AAFAF and PREPA said they are committed to working with the Financial Oversight and Management Board to achieve a sustainable restructuring of Puerto Rico’s debt. But PREPA, its creditors, and the people of Puerto Rico will not benefit from the artificial deadlines urged by the Ad Hoc Group of PREPA bondholders, they said.


“The RSA [restructuring support agreement] as written requires legislation to implement the restructured bonds’ securitization structure. … AAFAF and PREPA agree with the oversight board and the Ad Hoc Group that mediation can play an important role in bringing PREPA’s Title III case to an appropriate conclusion,” the entities said. “However, AAFAF and PREPA do not agree with the Ad Hoc Group’s request that mediation occur solely with the oversight board and solely on limited ‘mechanics’ of RSA implementation.”


“AAFAF and PREPA are indispensable parties to any negotiation with the bondholders and other parties in interest in these cases,” they said. “AAFAF and PREPA have been party to all of the material negotiations and litigations in PREPA’s Title III case — AAFAF and PREPA are both parties to the RSA and the motions before the Court associated therewith. AAFAF and PREPA agree with the oversight board that mediation should not only include bondholders, but should also include all significant parties in interest in this Title III case.”


AAFAF and PREPA said they do not object to former Judge Barbara Houser serving as mediator; however if PREPA’s complex restructuring is mediated by a non-judicial mediator, maximally productive negotiations may require appointment of a mediator with experience in the utility sector, they said.


Finally, they said the Ad Hoc Group’s mandatory deadlines for a plan of adjustment are unrealistic and counterproductive. The group wants an April deadline for a plan of adjustment.


The Unsecured Creditors Committee said it has long known and has been asserting in its filings with the court for nearly two years that despite the oversight board’s repeated assertions that it remains committed to the settlement in the RSA it entered into with PREPA bondholders in May 2019, no actionable settlement agreement exists any longer — and apparently has not for some time.

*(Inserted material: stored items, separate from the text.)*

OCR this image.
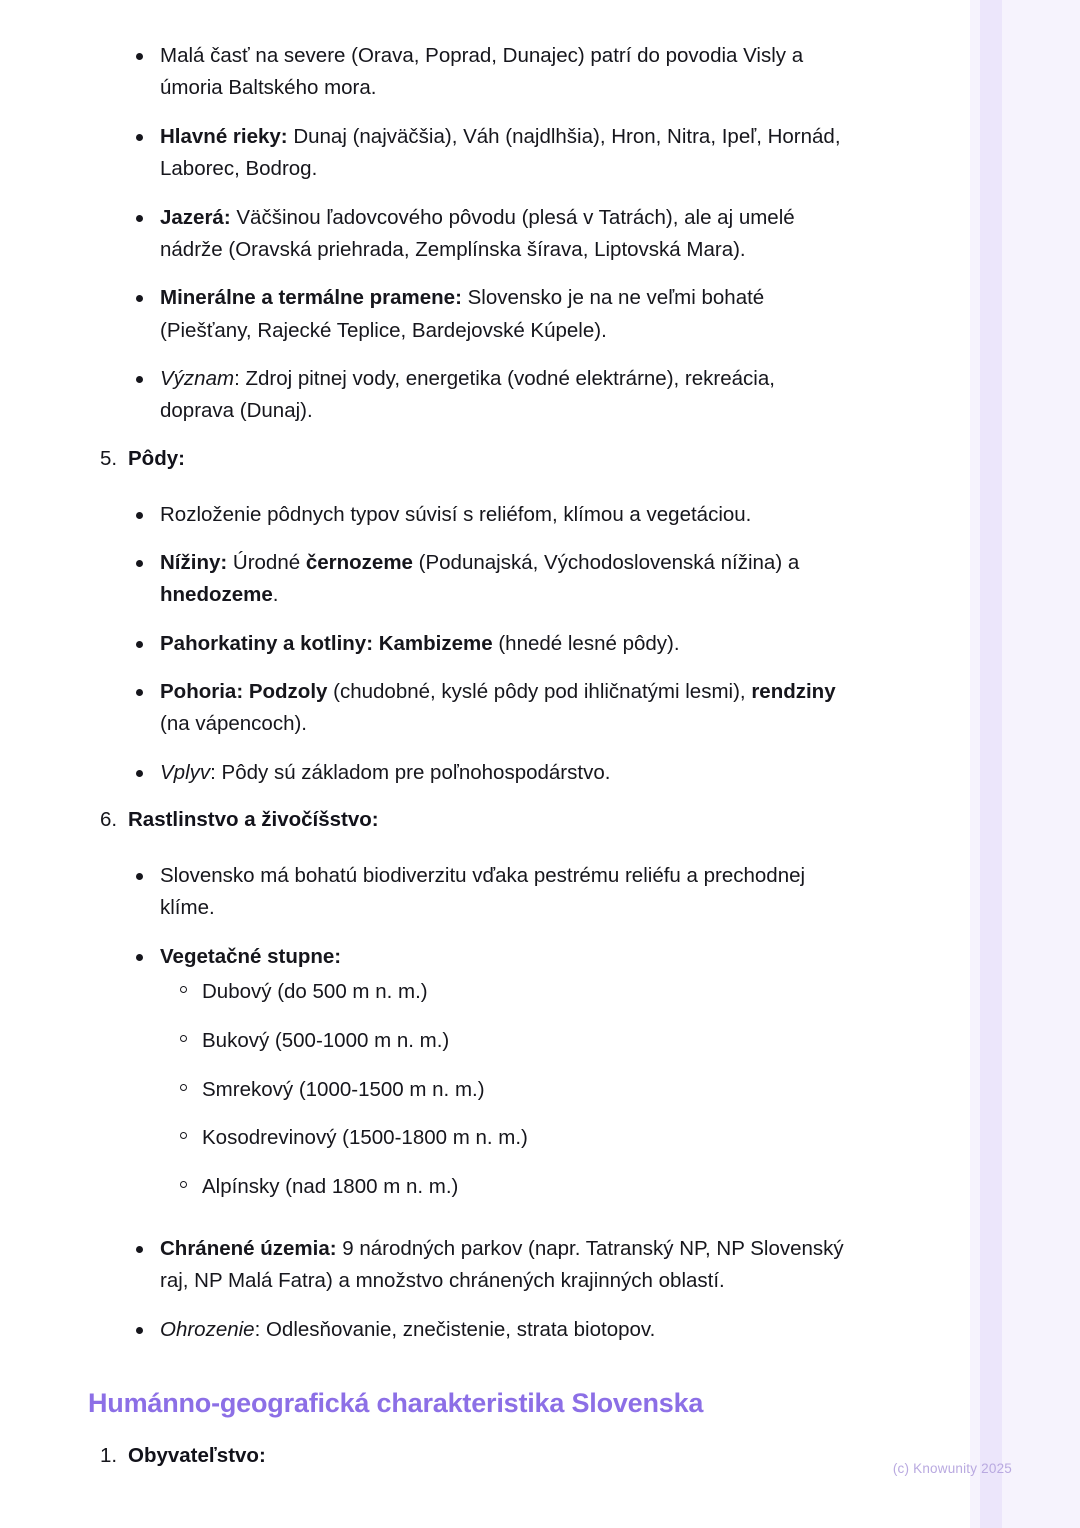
Malá časť na severe (Orava, Poprad, Dunajec) patrí do povodia Visly a úmoria Baltského mora.
Hlavné rieky: Dunaj (najväčšia), Váh (najdlhšia), Hron, Nitra, Ipeľ, Hornád, Laborec, Bodrog.
Jazerá: Väčšinou ľadovcového pôvodu (plesá v Tatrách), ale aj umelé nádrže (Oravská priehrada, Zemplínska šírava, Liptovská Mara).
Minerálne a termálne pramene: Slovensko je na ne veľmi bohaté (Piešťany, Rajecké Teplice, Bardejovské Kúpele).
Význam: Zdroj pitnej vody, energetika (vodné elektrárne), rekreácia, doprava (Dunaj).
5. Pôdy:
Rozloženie pôdnych typov súvisí s reliéfom, klímou a vegetáciou.
Nížiny: Úrodné černozeme (Podunajská, Východoslovenská nížina) a hnedozeme.
Pahorkatiny a kotliny: Kambizeme (hnedé lesné pôdy).
Pohoria: Podzoly (chudobné, kyslé pôdy pod ihličnatými lesmi), rendziny (na vápencoch).
Vplyv: Pôdy sú základom pre poľnohospodárstvo.
6. Rastlinstvo a živočíšstvo:
Slovensko má bohatú biodiverzitu vďaka pestrému reliéfu a prechodnej klíme.
Vegetačné stupne:
Dubový (do 500 m n. m.)
Bukový (500-1000 m n. m.)
Smrekový (1000-1500 m n. m.)
Kosodrevinový (1500-1800 m n. m.)
Alpínsky (nad 1800 m n. m.)
Chránené územia: 9 národných parkov (napr. Tatranský NP, NP Slovenský raj, NP Malá Fatra) a množstvo chránených krajinných oblastí.
Ohrozenie: Odlesňovanie, znečistenie, strata biotopov.
Humánno-geografická charakteristika Slovenska
1. Obyvateľstvo:
(c) Knowunity 2025
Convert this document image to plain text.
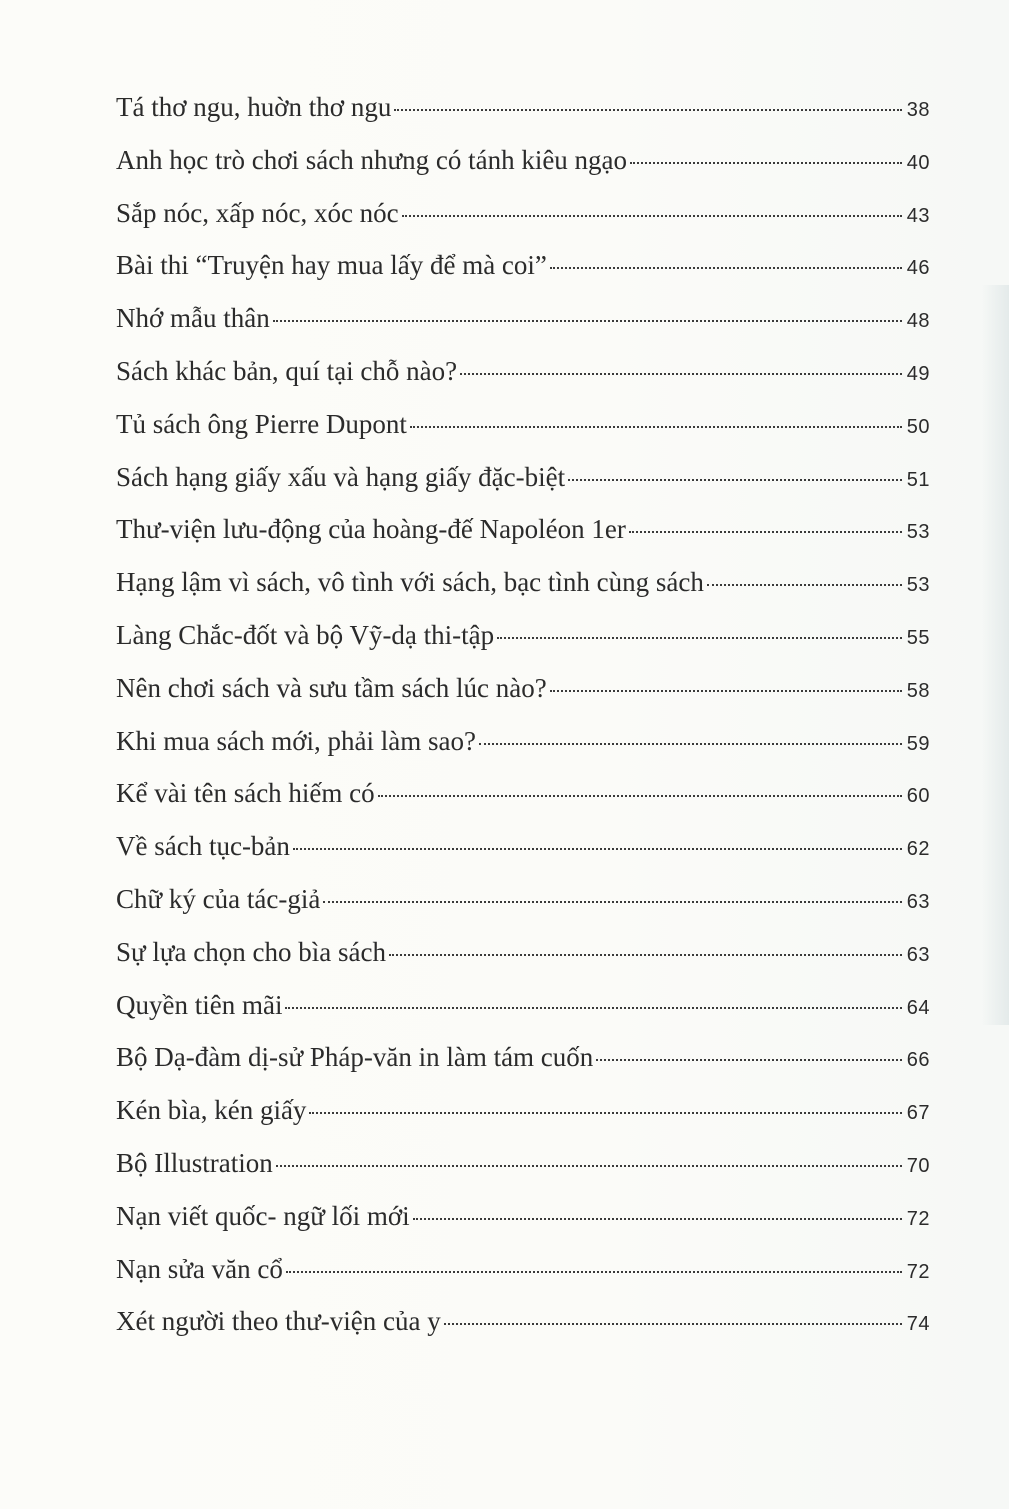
Tá thơ ngu, huờn thơ ngu	38
Anh học trò chơi sách nhưng có tánh kiêu ngạo	40
Sắp nóc, xấp nóc, xóc nóc	43
Bài thi “Truyện hay mua lấy để mà coi”	46
Nhớ mẫu thân	48
Sách khác bản, quí tại chỗ nào?	49
Tủ sách ông Pierre Dupont	50
Sách hạng giấy xấu và hạng giấy đặc-biệt	51
Thư-viện lưu-động của hoàng-đế Napoléon 1er	53
Hạng lậm vì sách, vô tình với sách, bạc tình cùng sách	53
Làng Chắc-đốt và bộ Vỹ-dạ thi-tập	55
Nên chơi sách và sưu tầm sách lúc nào?	58
Khi mua sách mới, phải làm sao?	59
Kể vài tên sách hiếm có	60
Về sách tục-bản	62
Chữ ký của tác-giả	63
Sự lựa chọn cho bìa sách	63
Quyền tiên mãi	64
Bộ Dạ-đàm dị-sử Pháp-văn in làm tám cuốn	66
Kén bìa, kén giấy	67
Bộ Illustration	70
Nạn viết quốc- ngữ lối mới	72
Nạn sửa văn cổ	72
Xét người theo thư-viện của y	74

“If an agreement did exist, the PREPA bondholders would not have filed the Motion asking the Court, apparently against the Oversight Board’s wishes, to appoint a mediator to facilitate a resolution of the outstanding disagreements between the Oversight Board and the PREPA bondholders and regardless of the outcome of that mediation, impose binding deadlines on the Oversight Board to file and prosecute a plan of adjustment for PREPA,” the committee said.


“As the Committee has argued previously, because no actionable settlement exists, it is inappropriate for the Oversight Board to let the 9019 Motion, which seeks approval of such nonexistent settlement, languish on the docket for the sole purpose of ‘occupying the field’ and preventing the Committee — and any other party in interest — from objecting to the PREPA bondholders’ claims,” the committee said.


To be clear, the committee said, it is not opposed to mediation to try to reach a global resolution with all parties in interest, including the committee, regarding a PREPA plan of adjustment.


“No global resolution will occur, however, if the PREPA bondholders and the Oversight Board are allowed to negotiate a deal among themselves first and then attempt to involve the Committee and other parties later,” the group said. “This approach has not succeeded in the past in these cases — including when the Oversight Board mediated unilaterally with the HTA [Highways and Transportation Authority] bondholders in the HTA case, relegating the Committee to the sidelines until after the Oversight Board reached a deal with the HTA bondholders — and will inevitably fail again here. Any mediation process must involve all of PREPA’s key stakeholders, including most notably the Committee.”